Camino a la inmortalidad
Algunas expresiones sólo reflejan lo limitado de la concepción humana, de sus ideas, juicios, costumbres. Viene a la mente lo que escribió el doctor Samuel Johnson acerca de John Milton, autor de El paraíso perdido: “Su obra no es el más grande de los poemas heroicos ...

Arturo Xicoténcatl
El espejo de tinta
Algunas expresiones sólo reflejan lo limitado de la concepción humana, de sus ideas, juicios, costumbres. Viene a la mente lo que escribió el doctor Samuel Johnson acerca de John Milton, autor de El paraíso perdido: “Su obra no es el más grande de los poemas heroicos únicamente porque no es el primero”; una referencia que apunta hacia Homero. Sin duda, la cronología es vigente en la mayoría de los actos humanos. El pensamiento nos remite a los primeros, a los precursores en algún campo de la ciencia, el arte, la guerra, el deporte. Hillary y Tenzing en el Everest aunque no hayan sido los primeros en escalar el primer ocho mil. El doctor Roger Bannister al convertirse aquel 6 de mayo de 1954 en el primer atleta en romper el muro de los cuatro minutos en la milla; la milla del milagro, como expresaron en aquel tiempo. El récord que se creía imposible (3.59.4) y que por lo mismo se le colocaba una envoltura de luminosa eternidad, apenas vivió 43 días. El australiano Tom Landry lo destrozó; desbarató el tiempo del cronómetro, pero no la hazaña del inglés Bannister que desde aquel 1954 se elevó al estrato de lo inmarcesible.
El sábado anterior, 2 de febrero, Mo Farah, de 31 años de edad, inglés nacido el 23 de marzo de 1983 en Mogadiscio, Somalia, galardonado con dos oros en los 5 y 10 mil metros planos en Juegos Olímpicos, campeonatos mundiales y campeonatos de Europa, en soberbia actuación, rompió el récord mundial de las dos millas bajo techo, en la pista Barclaycard Arena, en Birmingham, en 8:03.40, con parciales negativos de 4:03.90 la primera milla y la segunda en 3:59.5.
La anterior marca en esfuerzo bajo techo la poseía el etíope Kenenisa Bekele en 8:04.35. Redujo la marca en 0.95 segundos. Mo Farah, de 1.75 m de estatura y 65 kilos de peso, dueño de una brutal y mortífera capacidad de aceleración final abrió el primer 400 en 59.3 segundos y corrió el último en 57.7 segundos. Un espectáculo en la pista, su figura delgada, negra, de zancadas elásticas, desplazándose con una rapidez y resistencia nunca vistas en la pista cubierta.
Recordemos algo que el aficionado conserva en el archivo de su memoria acerca de esta prueba inglesa que no figura en el programa olímpico ni mundial. El keniano Daniel Komen posee el RM en pista abierta en 7:58.91 (¡dos veces seguida la milla en menos de cuatro minutos!), desde el 19 de julio de 1997 en Hechtel, Bélgica.

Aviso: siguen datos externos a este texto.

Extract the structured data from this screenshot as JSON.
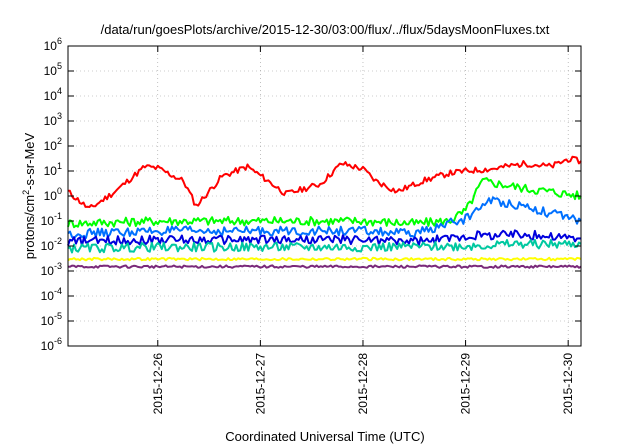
{
  "chart_data": {
    "type": "line",
    "title": "/data/run/goesPlots/archive/2015-12-30/03:00/flux/../flux/5daysMoonFluxes.txt",
    "xlabel": "Coordinated Universal Time (UTC)",
    "ylabel": "protons/cm2-s-sr-MeV",
    "y_scale": "log",
    "ylim": [
      1e-06,
      1000000.0
    ],
    "y_ticks": [
      {
        "base": "10",
        "exp": "-6"
      },
      {
        "base": "10",
        "exp": "-5"
      },
      {
        "base": "10",
        "exp": "-4"
      },
      {
        "base": "10",
        "exp": "-3"
      },
      {
        "base": "10",
        "exp": "-2"
      },
      {
        "base": "10",
        "exp": "-1"
      },
      {
        "base": "10",
        "exp": "0"
      },
      {
        "base": "10",
        "exp": "1"
      },
      {
        "base": "10",
        "exp": "2"
      },
      {
        "base": "10",
        "exp": "3"
      },
      {
        "base": "10",
        "exp": "4"
      },
      {
        "base": "10",
        "exp": "5"
      },
      {
        "base": "10",
        "exp": "6"
      }
    ],
    "xlim": [
      "2015-12-25T03:00",
      "2015-12-30T03:00"
    ],
    "x_ticks": [
      "2015-12-26",
      "2015-12-27",
      "2015-12-28",
      "2015-12-29",
      "2015-12-30"
    ],
    "grid": true,
    "series": [
      {
        "color": "#ff0000",
        "x": [
          "2015-12-25T03:00",
          "2015-12-25T08:00",
          "2015-12-25T14:00",
          "2015-12-25T21:00",
          "2015-12-26T00:00",
          "2015-12-26T06:00",
          "2015-12-26T09:00",
          "2015-12-26T15:00",
          "2015-12-26T21:00",
          "2015-12-27T01:00",
          "2015-12-27T06:00",
          "2015-12-27T14:00",
          "2015-12-27T19:00",
          "2015-12-28T00:00",
          "2015-12-28T03:00",
          "2015-12-28T08:00",
          "2015-12-28T14:00",
          "2015-12-28T20:00",
          "2015-12-29T00:00",
          "2015-12-29T06:00",
          "2015-12-29T14:00",
          "2015-12-29T20:00",
          "2015-12-30T00:00",
          "2015-12-30T03:00"
        ],
        "y": [
          1.5,
          0.3,
          1.5,
          15,
          13,
          4,
          0.4,
          6,
          15,
          5,
          1.2,
          3,
          20,
          12,
          4,
          1.5,
          4,
          8,
          10,
          12,
          20,
          15,
          30,
          25
        ]
      },
      {
        "color": "#00ff00",
        "x": [
          "2015-12-25T03:00",
          "2015-12-26T00:00",
          "2015-12-27T00:00",
          "2015-12-28T00:00",
          "2015-12-28T12:00",
          "2015-12-28T20:00",
          "2015-12-29T00:00",
          "2015-12-29T02:00",
          "2015-12-29T04:00",
          "2015-12-29T14:00",
          "2015-12-29T20:00",
          "2015-12-30T03:00"
        ],
        "y": [
          0.08,
          0.1,
          0.1,
          0.1,
          0.08,
          0.1,
          0.25,
          1,
          4,
          2,
          1.5,
          1
        ]
      },
      {
        "color": "#0070ff",
        "x": [
          "2015-12-25T03:00",
          "2015-12-26T00:00",
          "2015-12-27T00:00",
          "2015-12-28T00:00",
          "2015-12-28T12:00",
          "2015-12-28T22:00",
          "2015-12-29T00:00",
          "2015-12-29T03:00",
          "2015-12-29T05:00",
          "2015-12-29T14:00",
          "2015-12-29T20:00",
          "2015-12-30T03:00"
        ],
        "y": [
          0.03,
          0.04,
          0.04,
          0.04,
          0.03,
          0.1,
          0.12,
          0.3,
          0.7,
          0.4,
          0.2,
          0.1
        ]
      },
      {
        "color": "#0000dd",
        "x": [
          "2015-12-25T03:00",
          "2015-12-26T00:00",
          "2015-12-27T00:00",
          "2015-12-28T00:00",
          "2015-12-28T14:00",
          "2015-12-29T00:00",
          "2015-12-29T12:00",
          "2015-12-30T03:00"
        ],
        "y": [
          0.015,
          0.018,
          0.018,
          0.018,
          0.015,
          0.025,
          0.03,
          0.02
        ]
      },
      {
        "color": "#00c8a0",
        "x": [
          "2015-12-25T03:00",
          "2015-12-26T00:00",
          "2015-12-27T00:00",
          "2015-12-28T00:00",
          "2015-12-29T00:00",
          "2015-12-29T12:00",
          "2015-12-30T03:00"
        ],
        "y": [
          0.008,
          0.009,
          0.009,
          0.009,
          0.01,
          0.012,
          0.012
        ]
      },
      {
        "color": "#ffff00",
        "x": [
          "2015-12-25T03:00",
          "2015-12-26T00:00",
          "2015-12-27T00:00",
          "2015-12-28T00:00",
          "2015-12-29T00:00",
          "2015-12-30T03:00"
        ],
        "y": [
          0.003,
          0.003,
          0.003,
          0.003,
          0.003,
          0.003
        ]
      },
      {
        "color": "#7a2a7a",
        "x": [
          "2015-12-25T03:00",
          "2015-12-26T00:00",
          "2015-12-27T00:00",
          "2015-12-28T00:00",
          "2015-12-29T00:00",
          "2015-12-30T03:00"
        ],
        "y": [
          0.0015,
          0.0015,
          0.0015,
          0.0015,
          0.0015,
          0.0015
        ]
      }
    ]
  }
}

La milla (1,609.3472 m como aparece en el Manual de Matemáticas, Lefax) ha evolucionado en forma notable. El RM lo posee el célebre Hicham El Guerrouj en 3:43.13 desde el 7 de julio de 1999.
¿Cuál es la trascendencia de la marca de Mo Farah? La inmediata está enfocada hacia dos oros más en el Campeonato Mundial que se realizará este año en El Nido de Pájaro en el estadio de Beijing.
La segunda y más importante: ese esfuerzo significa el camino a la inmortalidad, la doble medalla de oro en 5 y 10 mil en los Juegos Olímpicos de Río de Janeiro 2016.
Mo Farah que entrena en Portland, Oregón, con Alberto Salazar, tendrá que correr a la perfección dos pruebas ante los lobos de la pista. De lograrlo, habrá igualado la hazaña del héroe finlandés Lasse Virén doble oro en 5 y 10 en los JO de Munich 72 y de Montreal 1976.
De producirse este acontecimiento ¿Farah habrá igualado a Virén?, ¿igual a Virén cuando ni dos gotas de agua son iguales? Mo Farah es la más grande expresión atlética de nuestro tiempo en el fondo. Alégrense estamos ante las puertas de uno de los más grandes acontecimientos de la historia del atletismo.
Véanlo, camina raudo a la inmortalidad.